Israeli Higher Education Shuts Down as Student Strike Stretches Into 4th Week

by E Wayne Ross on May 8, 2007

The Chronicle: Israeli Higher Education Shuts Down as Student Strike Stretches Into 4th Week

University campuses across Israel were chained shut on Monday as students intensified their protest, now in its fourth week, against proposed reforms in who pays for higher educationStudents held demonstrations in Beersheba, Haifa, Jerusalem, and Tel Aviv.

In advertisements published in newspapers on Friday, the leaders of Israel’s universities urged students to end their strike, which entered its 24th day on Monday, and threatened to cancel academic credit for the semester for anyone not showing up for class. The Committee of University Presidents extended that deadline until today as government representatives, university presidents, and students continued negotiations in a last-ditch effort to reach an agreement.

But student leaders on Monday rejected a draft agreement offered by the government. Itay Barda, leader of the National Student Organization, described the proposal as “media spin.”

“The draft is still very far from the demands which we have presented,” he said.

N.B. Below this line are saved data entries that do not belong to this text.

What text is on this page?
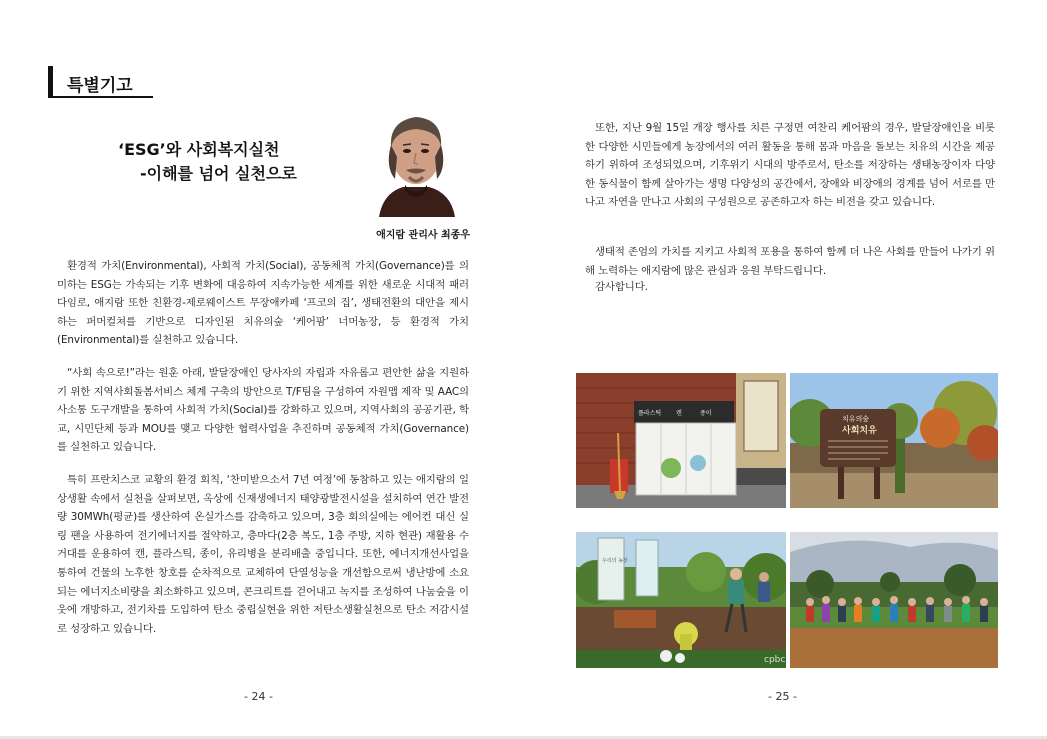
특별기고
‘ESG’와 사회복지실천
-이해를 넘어 실천으로
애지람 관리사 최종우
환경적 가치(Environmental), 사회적 가치(Social), 공동체적 가치(Governance)를 의미하는 ESG는 가속되는 기후 변화에 대응하여 지속가능한 세계를 위한 새로운 시대적 패러다임로, 애지람 또한 친환경-제로웨이스트 무장애카페 ‘프코의 집’, 생태전환의 대안을 제시하는 퍼머컬쳐를 기반으로 디자인된 치유의숲 ‘케어팜’ 너머농장, 등 환경적 가치(Environmental)를 실천하고 있습니다.
“사회 속으로!”라는 원훈 아래, 발달장애인 당사자의 자립과 자유롭고 편안한 삶을 지원하기 위한 지역사회돌봄서비스 체계 구축의 방안으로 T/F팀을 구성하여 자원맵 제작 및 AAC의사소통 도구개발을 통하여 사회적 가치(Social)를 강화하고 있으며, 지역사회의 공공기관, 학교, 시민단체 등과 MOU를 맺고 다양한 협력사업을 추진하며 공동체적 가치(Governance)를 실천하고 있습니다.
특히 프란치스코 교황의 환경 회칙, ‘찬미받으소서 7년 여정’에 동참하고 있는 애지람의 일상생활 속에서 실천을 살펴보면, 옥상에 신재생에너지 태양광발전시설을 설치하여 연간 발전량 30MWh(평균)를 생산하여 온실가스를 감축하고 있으며, 3층 회의실에는 에어컨 대신 실링 팬을 사용하여 전기에너지를 절약하고, 층마다(2층 복도, 1층 주방, 지하 현관) 재활용 수거대를 운용하여 캔, 플라스틱, 종이, 유리병을 분리배출 중입니다. 또한, 에너지개선사업을 통하여 건물의 노후한 창호를 순차적으로 교체하여 단열성능을 개선함으로써 냉난방에 소요되는 에너지소비량을 최소화하고 있으며, 콘크리트를 걷어내고 녹지를 조성하여 나눔숲을 이웃에 개방하고, 전기차를 도입하여 탄소 중립실현을 위한 저탄소생활실천으로 탄소 저감시설로 성장하고 있습니다.
- 24 -	- 25 -
또한, 지난 9월 15일 개장 행사를 치른 구정면 여찬리 케어팜의 경우, 발달장애인을 비롯한 다양한 시민들에게 농장에서의 여러 활동을 통해 몸과 마음을 돌보는 치유의 시간을 제공하기 위하여 조성되었으며, 기후위기 시대의 방주로서, 탄소를 저장하는 생태농장이자 다양한 동식물이 함께 살아가는 생명 다양성의 공간에서, 장애와 비장애의 경계를 넘어 서로를 만나고 자연을 만나고 사회의 구성원으로 공존하고자 하는 비전을 갖고 있습니다.
생태적 존엄의 가치를 지키고 사회적 포용을 통하여 함께 더 나은 사회를 만들어 나가기 위해 노력하는 애지람에 많은 관심과 응원 부탁드립니다.
감사합니다.
플라스틱 캔	종이
치유의숲
사회치유
우리의 농장
cpbc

The country’s 250,000 students are protesting plans by the Shochat Committee — a government-appointed panel led by a former finance minister, Avraham Shochat — to raise student fees from their current level of about $2,150 per year. The Shochat Committee says student fees should be restructured, with wealthier students paying more. But its proposals, to be presented in June, ignore findings by a previous government-appointed commission and the education committee of the Knesset, Israel’s parliament, both of which recommended lowering student fees.

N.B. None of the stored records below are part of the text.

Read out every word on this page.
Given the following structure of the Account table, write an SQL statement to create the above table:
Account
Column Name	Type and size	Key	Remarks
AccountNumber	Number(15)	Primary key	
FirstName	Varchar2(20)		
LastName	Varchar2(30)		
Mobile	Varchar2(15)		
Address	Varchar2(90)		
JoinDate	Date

The students are also demanding that the government reinstate some $300-million that has been slashed from the education budget in recent years. The Shochat Committee has agreed to recommend restoring the funds, but only if students accept future increases in fees.

Rabbi Michael Melchior, chairman of the Knesset’s education committee, said a government offer to freeze tuition for students already enrolled while raising fees for new students was “immoral.”

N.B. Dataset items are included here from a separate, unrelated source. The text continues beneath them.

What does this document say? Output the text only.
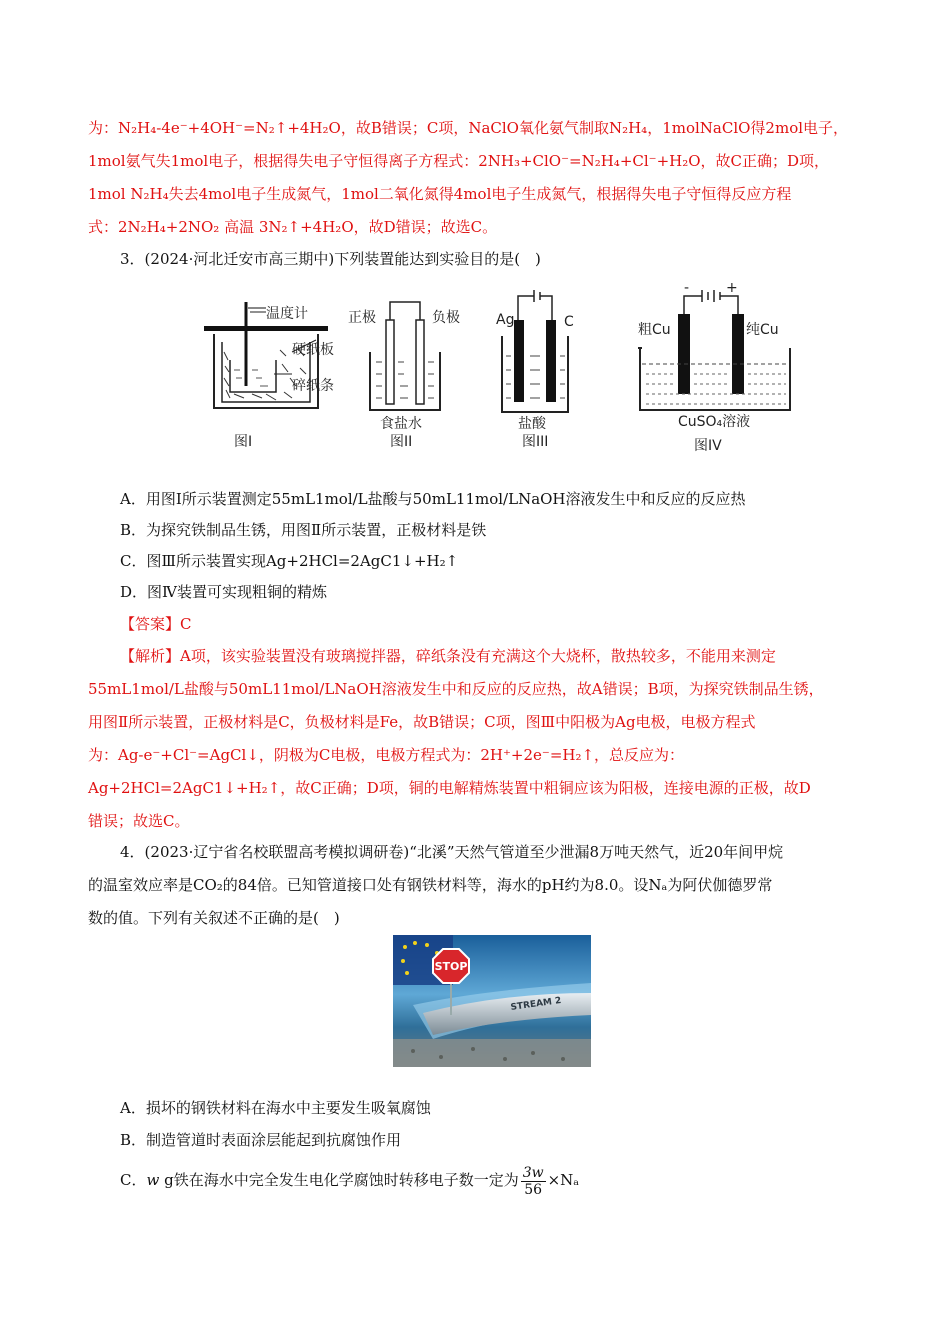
为：N₂H₄-4e⁻+4OH⁻=N₂↑+4H₂O，故B错误；C项，NaClO氧化氨气制取N₂H₄，1molNaClO得2mol电子，
1mol氨气失1mol电子，根据得失电子守恒得离子方程式：2NH₃+ClO⁻=N₂H₄+Cl⁻+H₂O，故C正确；D项，
1mol N₂H₄失去4mol电子生成氮气，1mol二氧化氮得4mol电子生成氮气，根据得失电子守恒得反应方程
式：2N₂H₄+2NO₂ 高温 3N₂↑+4H₂O，故D错误；故选C。
3．(2024·河北迁安市高三期中)下列装置能达到实验目的是(　)
温度计
硬纸板
碎纸条
图I
正极	负极
食盐水
图II
Ag	C
盐酸
图III
-	+
粗Cu	纯Cu
CuSO₄溶液
图IV
A．用图Ⅰ所示装置测定55mL1mol/L盐酸与50mL11mol/LNaOH溶液发生中和反应的反应热
B．为探究铁制品生锈，用图Ⅱ所示装置，正极材料是铁
C．图Ⅲ所示装置实现Ag+2HCl=2AgC1↓+H₂↑
D．图Ⅳ装置可实现粗铜的精炼
【答案】C
【解析】A项，该实验装置没有玻璃搅拌器，碎纸条没有充满这个大烧杯，散热较多，不能用来测定
55mL1mol/L盐酸与50mL11mol/LNaOH溶液发生中和反应的反应热，故A错误；B项，为探究铁制品生锈，
用图Ⅱ所示装置，正极材料是C，负极材料是Fe，故B错误；C项，图Ⅲ中阳极为Ag电极，电极方程式
为：Ag-e⁻+Cl⁻=AgCl↓，阴极为C电极，电极方程式为：2H⁺+2e⁻=H₂↑，总反应为：
Ag+2HCl=2AgC1↓+H₂↑，故C正确；D项，铜的电解精炼装置中粗铜应该为阳极，连接电源的正极，故D
错误；故选C。
4．(2023·辽宁省名校联盟高考模拟调研卷)“北溪”天然气管道至少泄漏8万吨天然气，近20年间甲烷
的温室效应率是CO₂的84倍。已知管道接口处有钢铁材料等，海水的pH约为8.0。设Nₐ为阿伏伽德罗常
数的值。下列有关叙述不正确的是(　)
STREAM 2
STOP
A．损坏的钢铁材料在海水中主要发生吸氧腐蚀
B．制造管道时表面涂层能起到抗腐蚀作用
C．w g铁在海水中完全发生电化学腐蚀时转移电子数一定为 $\frac{3w}{56} \times N_a$
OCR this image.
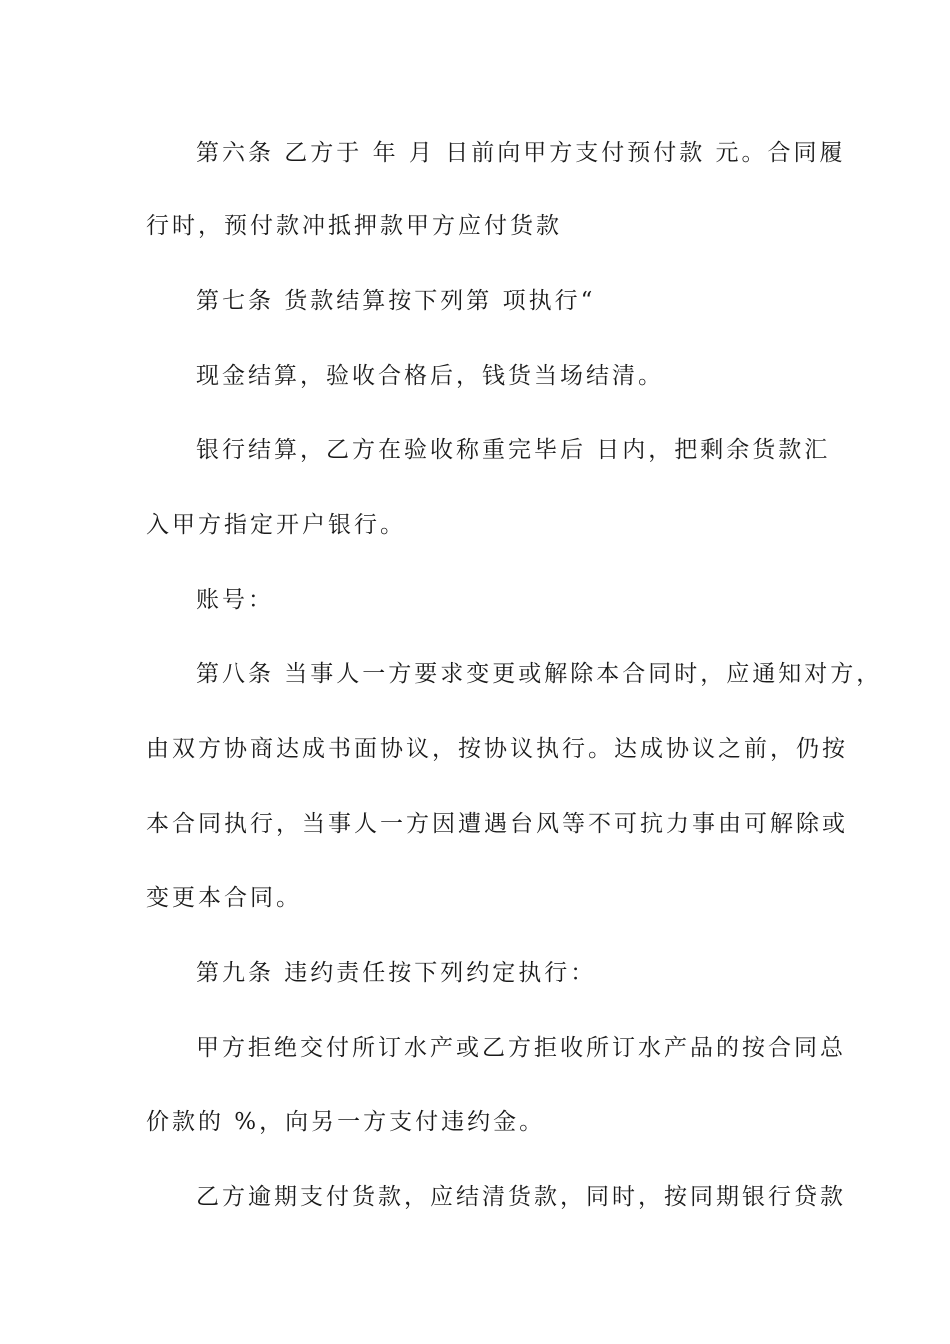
第六条 乙方于 年 月 日前向甲方支付预付款 元。合同履
行时，预付款冲抵押款甲方应付货款
第七条 货款结算按下列第 项执行“
现金结算，验收合格后，钱货当场结清。
银行结算，乙方在验收称重完毕后 日内，把剩余货款汇
入甲方指定开户银行。
账号：
第八条 当事人一方要求变更或解除本合同时，应通知对方，
由双方协商达成书面协议，按协议执行。达成协议之前，仍按
本合同执行，当事人一方因遭遇台风等不可抗力事由可解除或
变更本合同。
第九条 违约责任按下列约定执行：
甲方拒绝交付所订水产或乙方拒收所订水产品的按合同总
价款的 %，向另一方支付违约金。
乙方逾期支付货款，应结清货款，同时，按同期银行贷款
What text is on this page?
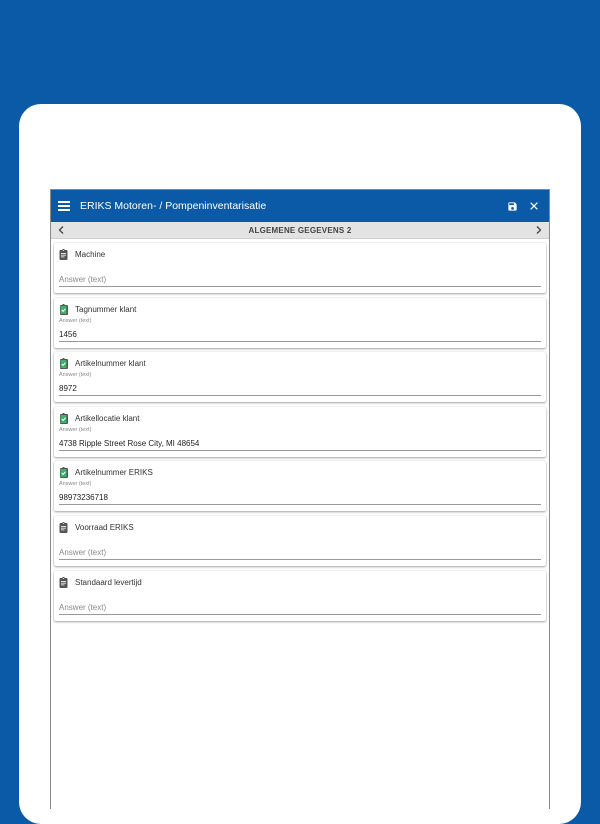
ERIKS Motoren- / Pompeninventarisatie
ALGEMENE GEGEVENS 2
Machine
Answer (text)
Tagnummer klant
Answer (text)
1456
Artikelnummer klant
Answer (text)
8972
Artikellocatie klant
Answer (text)
4738 Ripple Street Rose City, MI 48654
Artikelnummer ERIKS
Answer (text)
98973236718
Voorraad ERIKS
Answer (text)
Standaard levertijd
Answer (text)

The government and the Knesset agreed to carry out the previous commission’s recommendations to gradually reduce fees, Rabbi Melchior said.

The students’ protest is backed by the two major university-faculty unions, but Moshe Kaveh, president of Bar-Ilan University and chairman of the Committee of University Presidents, said the students were in danger of losing sufficient class time to complete the semester. He offered to extend the current semester by two weeks if the students returned to class by today.